Tips for entrepreneurs on how to structure a good meeting

economic-forecast-headerMeetings are an essential part of getting business done and moving on with decision making for your business. As an entrepreneur, you will have had many meetings when you are initially setting up your company, but often these will have been one-to-one encounters, with a bank manager, for example, to source finance and support.

To be successful, meetings have to be structured so that everyone participating is clear about the reasons for the meeting and what the expected outcomes are. That doesn’t mean that outcomes are determined beforehand, otherwise there would be little point in having meetings. A good meeting will encourage a range of contributions from participants and work towards solutions to questions, problems and the best way forward.

 

Setting up your meeting

There is no point in a meeting simply being a talking shop where people express their views, agree or disagree, since if nothing happens following the meeting it’s a waste of everyone’s time – and money.

An effective way to set up your meetings structure is to establish a regular time for each one. Therefore, a meeting dealing with finance could – and probably should – be monthly; marketing, personnel, operations, communications and any other areas your business needs to deal with can be scheduled appropriately.

Your policies should always allow for the possibility of an emergency meeting on any area of concern, should circumstances dictate.

 

Meeting preparation

The leader of the meeting, usually known as the chair or chairperson, needs to be well prepared, reading through all the papers that are to be discussed and checking with those who have prepared the papers if there are issues that need to be clarified. The chair’s job is to steer the meeting, to give participants opportunities to speak and to encourage questions to those who have prepared the documents.
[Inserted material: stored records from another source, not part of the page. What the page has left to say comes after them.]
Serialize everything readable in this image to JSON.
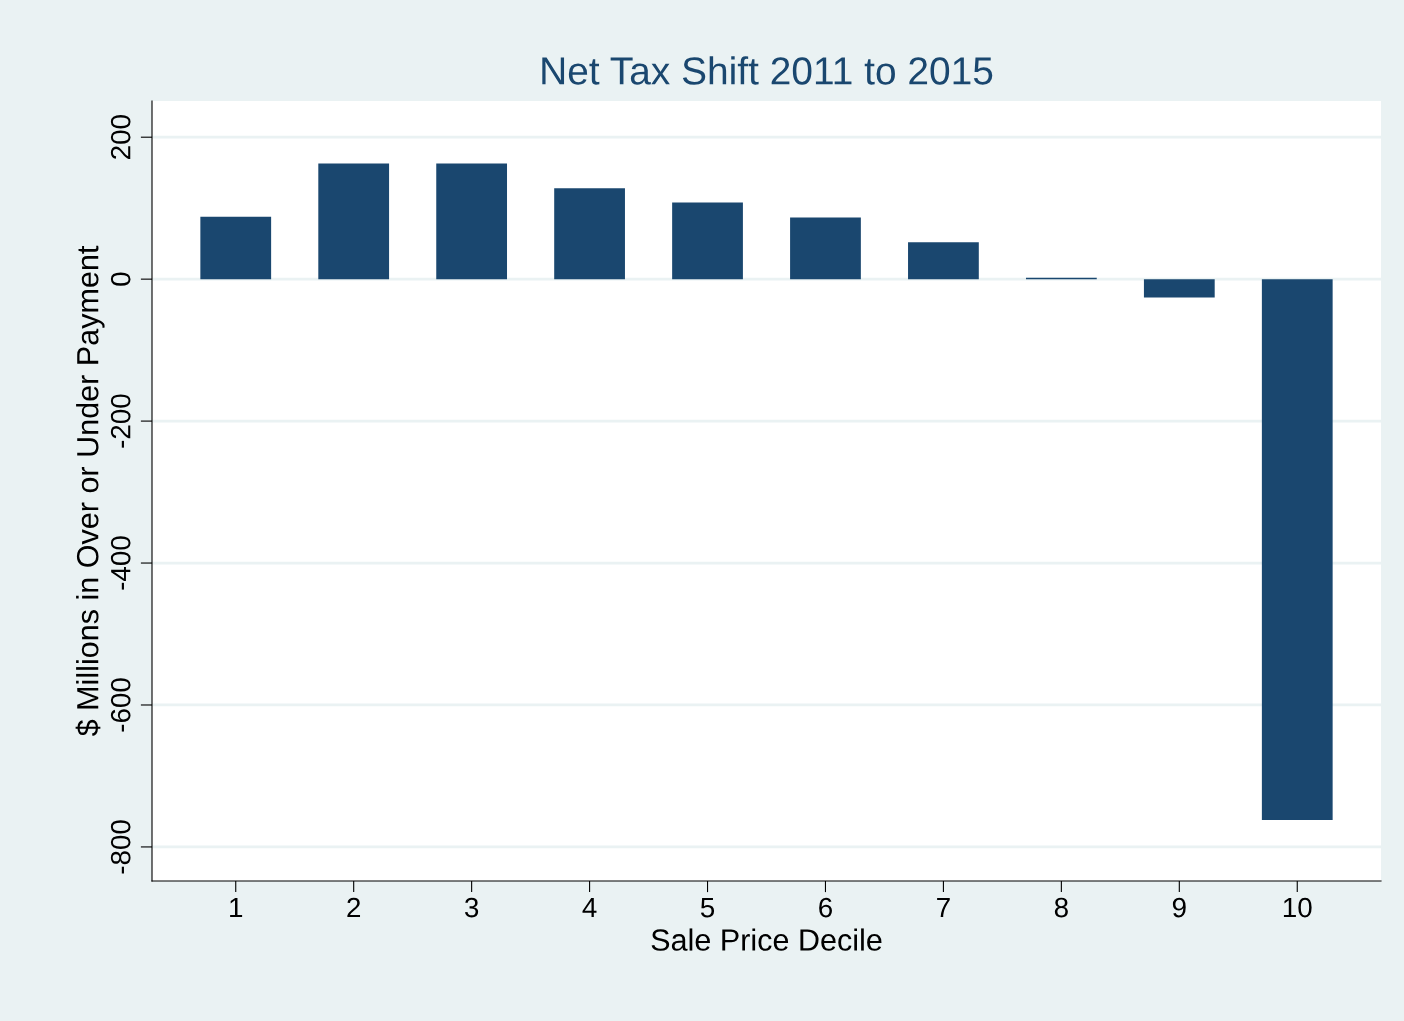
{
  "chart_data": {
    "type": "bar",
    "title": "Net Tax Shift 2011 to 2015",
    "xlabel": "Sale Price Decile",
    "ylabel": "$ Millions in Over or Under Payment",
    "categories": [
      "1",
      "2",
      "3",
      "4",
      "5",
      "6",
      "7",
      "8",
      "9",
      "10"
    ],
    "values": [
      88,
      163,
      163,
      128,
      108,
      87,
      52,
      2,
      -26,
      -762
    ],
    "color": "#1a476f",
    "ylim": [
      -848,
      251
    ],
    "yticks": [
      -800,
      -600,
      -400,
      -200,
      0,
      200
    ],
    "grid": "y",
    "legend": false
  }
}
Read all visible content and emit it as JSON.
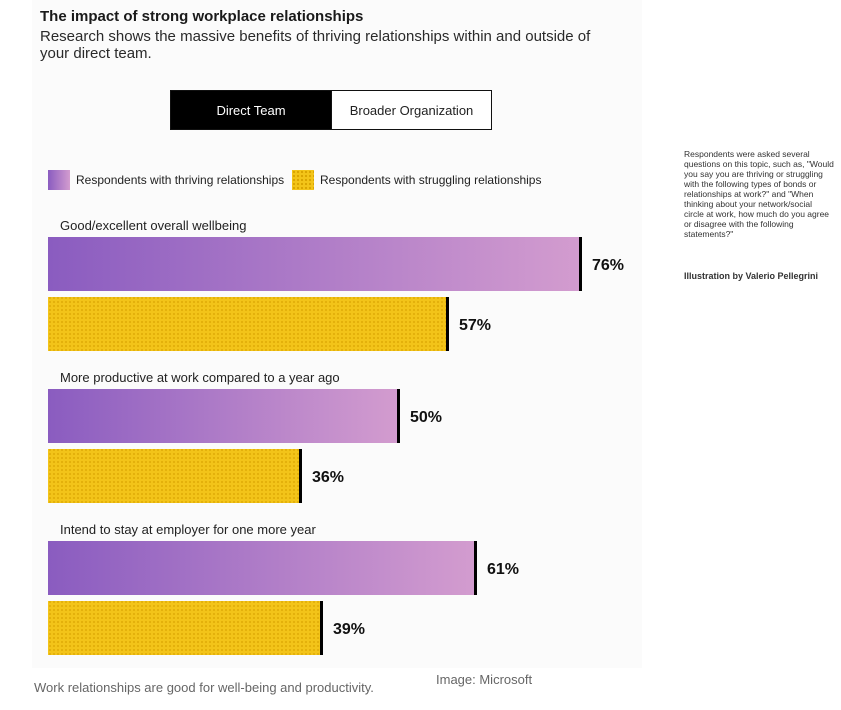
{
  "header": {
    "title": "The impact of strong workplace relationships",
    "subtitle": "Research shows the massive benefits of thriving relationships within and outside of your direct team."
  },
  "tabs": [
    {
      "label": "Direct Team",
      "active": true
    },
    {
      "label": "Broader Organization",
      "active": false
    }
  ],
  "side_note": {
    "text": "Respondents were asked several questions on this topic, such as, \"Would you say you are thriving or struggling with the following types of bonds or relationships at work?\" and \"When thinking about your network/social circle at work, how much do you agree or disagree with the following statements?\"",
    "credit": "Illustration by Valerio Pellegrini"
  },
  "footer": {
    "caption": "Work relationships are good for well-being and productivity.",
    "source": "Image: Microsoft"
  },
  "colors": {
    "thriving_start": "#8a5cc0",
    "thriving_end": "#d39ccf",
    "struggling": "#f3c419",
    "struggling_dots": "#d9a300",
    "marker": "#000000"
  },
  "chart_data": {
    "type": "bar",
    "orientation": "horizontal",
    "categories": [
      "Good/excellent overall wellbeing",
      "More productive at work compared to a year ago",
      "Intend to stay at employer for one more year"
    ],
    "series": [
      {
        "name": "Respondents with thriving relationships",
        "values": [
          76,
          50,
          61
        ],
        "labels": [
          "76%",
          "50%",
          "61%"
        ]
      },
      {
        "name": "Respondents with struggling relationships",
        "values": [
          57,
          36,
          39
        ],
        "labels": [
          "57%",
          "36%",
          "39%"
        ]
      }
    ],
    "xlim": [
      0,
      100
    ],
    "unit": "%",
    "grid": false,
    "legend_position": "top-left"
  }
}
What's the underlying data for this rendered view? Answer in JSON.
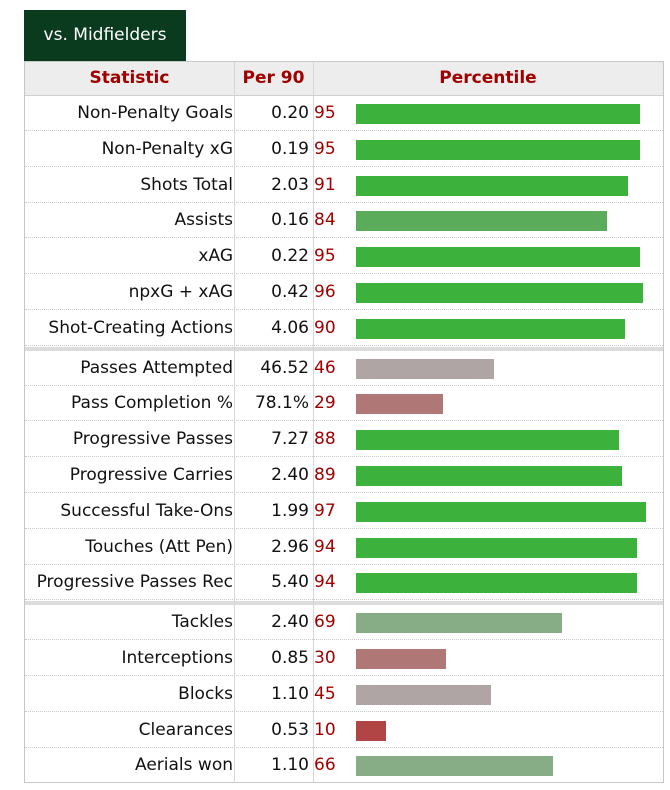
{
  "tab": {
    "label": "vs. Midfielders"
  },
  "headers": {
    "statistic": "Statistic",
    "per90": "Per 90",
    "percentile": "Percentile"
  },
  "colors": {
    "header_text": "#a00000",
    "tab_bg": "#0b3b1f",
    "bar_strong_green": "#3cb13c",
    "bar_light_green": "#5aab5a",
    "bar_sage": "#86ad86",
    "bar_grey": "#b0a5a5",
    "bar_rose": "#b07777",
    "bar_red": "#b14444"
  },
  "groups": [
    {
      "rows": [
        {
          "label": "Non-Penalty Goals",
          "per90": "0.20",
          "percentile": 95,
          "color": "#3cb13c"
        },
        {
          "label": "Non-Penalty xG",
          "per90": "0.19",
          "percentile": 95,
          "color": "#3cb13c"
        },
        {
          "label": "Shots Total",
          "per90": "2.03",
          "percentile": 91,
          "color": "#3cb13c"
        },
        {
          "label": "Assists",
          "per90": "0.16",
          "percentile": 84,
          "color": "#5aab5a"
        },
        {
          "label": "xAG",
          "per90": "0.22",
          "percentile": 95,
          "color": "#3cb13c"
        },
        {
          "label": "npxG + xAG",
          "per90": "0.42",
          "percentile": 96,
          "color": "#3cb13c"
        },
        {
          "label": "Shot-Creating Actions",
          "per90": "4.06",
          "percentile": 90,
          "color": "#3cb13c"
        }
      ]
    },
    {
      "rows": [
        {
          "label": "Passes Attempted",
          "per90": "46.52",
          "percentile": 46,
          "color": "#b0a5a5"
        },
        {
          "label": "Pass Completion %",
          "per90": "78.1%",
          "percentile": 29,
          "color": "#b07777"
        },
        {
          "label": "Progressive Passes",
          "per90": "7.27",
          "percentile": 88,
          "color": "#3cb13c"
        },
        {
          "label": "Progressive Carries",
          "per90": "2.40",
          "percentile": 89,
          "color": "#3cb13c"
        },
        {
          "label": "Successful Take-Ons",
          "per90": "1.99",
          "percentile": 97,
          "color": "#3cb13c"
        },
        {
          "label": "Touches (Att Pen)",
          "per90": "2.96",
          "percentile": 94,
          "color": "#3cb13c"
        },
        {
          "label": "Progressive Passes Rec",
          "per90": "5.40",
          "percentile": 94,
          "color": "#3cb13c"
        }
      ]
    },
    {
      "rows": [
        {
          "label": "Tackles",
          "per90": "2.40",
          "percentile": 69,
          "color": "#86ad86"
        },
        {
          "label": "Interceptions",
          "per90": "0.85",
          "percentile": 30,
          "color": "#b07777"
        },
        {
          "label": "Blocks",
          "per90": "1.10",
          "percentile": 45,
          "color": "#b0a5a5"
        },
        {
          "label": "Clearances",
          "per90": "0.53",
          "percentile": 10,
          "color": "#b14444"
        },
        {
          "label": "Aerials won",
          "per90": "1.10",
          "percentile": 66,
          "color": "#86ad86"
        }
      ]
    }
  ]
}
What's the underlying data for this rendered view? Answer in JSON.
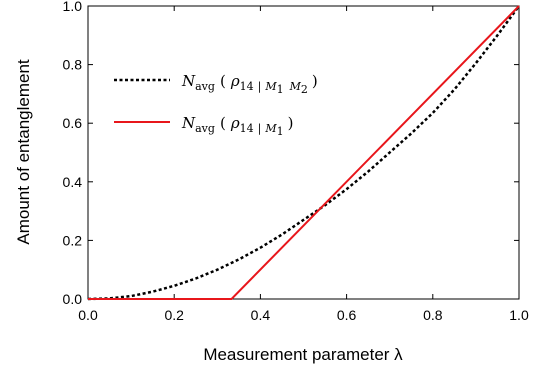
{
  "chart_data": {
    "type": "line",
    "xlabel": "Measurement   parameter   λ",
    "ylabel": "Amount   of   entanglement",
    "xlim": [
      0.0,
      1.0
    ],
    "ylim": [
      0.0,
      1.0
    ],
    "xticks": [
      "0.0",
      "0.2",
      "0.4",
      "0.6",
      "0.8",
      "1.0"
    ],
    "yticks": [
      "0.0",
      "0.2",
      "0.4",
      "0.6",
      "0.8",
      "1.0"
    ],
    "grid": false,
    "legend_position": "top-left",
    "series": [
      {
        "name": "N_avg ( ρ14 | M1 M2 )",
        "style": "dotted",
        "color": "#000000",
        "x": [
          0.0,
          0.05,
          0.1,
          0.15,
          0.2,
          0.25,
          0.3,
          0.35,
          0.4,
          0.45,
          0.5,
          0.55,
          0.6,
          0.65,
          0.7,
          0.75,
          0.8,
          0.85,
          0.9,
          0.95,
          1.0
        ],
        "y": [
          0.0,
          0.002,
          0.01,
          0.025,
          0.045,
          0.07,
          0.1,
          0.135,
          0.175,
          0.22,
          0.27,
          0.32,
          0.375,
          0.435,
          0.5,
          0.565,
          0.635,
          0.715,
          0.805,
          0.9,
          1.0
        ]
      },
      {
        "name": "N_avg ( ρ14 | M1 )",
        "style": "solid",
        "color": "#e8161b",
        "x": [
          0.0,
          0.333,
          1.0
        ],
        "y": [
          0.0,
          0.0,
          1.0
        ]
      }
    ]
  },
  "legend": [
    {
      "prefix": "N",
      "sub": "avg",
      "rho": "ρ",
      "rho_sub": "14",
      "bar": "|",
      "m1": "M",
      "m1_sub": "1",
      "m2": "M",
      "m2_sub": "2",
      "open": "(",
      "close": ")"
    },
    {
      "prefix": "N",
      "sub": "avg",
      "rho": "ρ",
      "rho_sub": "14",
      "bar": "|",
      "m1": "M",
      "m1_sub": "1",
      "open": "(",
      "close": ")"
    }
  ]
}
You are looking to give people a chance to air their views on the issues under discussion, bearing in mind there will be desired outcomes that may not always be agreed on by everyone. Information brought to the meeting should be accurate, can give an opinion on the desired outcome, but should not be used simply as a rubber stamp.

 

Developing an agenda

Participants at a meeting need to get papers in plenty of time so they have the opportunity to read and digest them and then be prepared to discuss their point of view. These papers will have an agenda that makes clear what order papers will be taken in, and if circumstances dictate, there can be revisions to the agenda. Again, plenty of time should be allowed for participants to read it and comment if they want to.

 

Appointing a minute taker

In many businesses, there will be an employee who is responsible for taking down the minutes of a meeting. It’s a crucial part of any meeting that what is discussed is accurately recorded and then disseminated to meeting members. There are many routes to find out how to write meeting minutes. Minutes are essential to keep people informed about discussions, decision making and in the interests of transparency.

There are certain issues that need to be discussed by your board members and without staff present, as they may be relevant to specific financial, human resources or other issues. These should be minuted but only sent to those who took part in the confidential session.

Some people may think there is something to hide when a confidential meeting session takes place, but it’s not the case. There can be sensitive issues that have to be discussed confidentially.

 

Starting the meeting

Start promptly, introduce any new members or guests who have been asked to provide input to the discussions, and make sure you have a quorum for the meeting. This is set down in your policy for meetings and will vary depending on the purpose of the meeting. A board may need a quorum of five out of nine, a smaller finance sub-group perhaps three out of five. These are only examples and will differ depending on what your business has set up and what you consider appropriate.

Agendas should be prioritized so the most important items come up early, and it’s a good idea to set a discussion time limit against each agenda item. There’s no point in the meeting just becoming a talking shop that goes on and on – keep it tight and focused and you’re much more likely to get the outcomes you are looking for.

 

Progressing the meeting

A good chair will introduce each agenda item, ask the appropriate staff member to speak, and then open up the discussion. You want a meeting to flow smoothly, but do give people the opportunity to contribute. The chair can cut off rambling statements courteously and move on to the next contributor. At the end of each agenda item, agreed actions can be summarized, as can decisions. Here, the minute taker has a key role to accurately reflect the decisions and actions that have been agreed.

 

Ending the meeting

The chair can make a summary of what has been decided and what will be actioned, and by whom. You should set a date for the next meeting, what you expect from it – if that is appropriate at that time – and decide on the roles and responsibilities. If you have specific meetings policies laid out with those roles and responsibilities already defined, you may not need this step, but all organizations are different and you may need to be very precise as to how your next meeting will work.

Where possible, it’s always a good plan to give meeting members to have time to talk with each other both before and after the meeting, more on the social side of things. Providing light refreshments such as tea, coffee, cookies and water can help put participants more at ease.

When you encourage meeting participants to be involved, to feel they are contributing to the way the business is going forward, you’ll have a sound and secure base for developing your plans.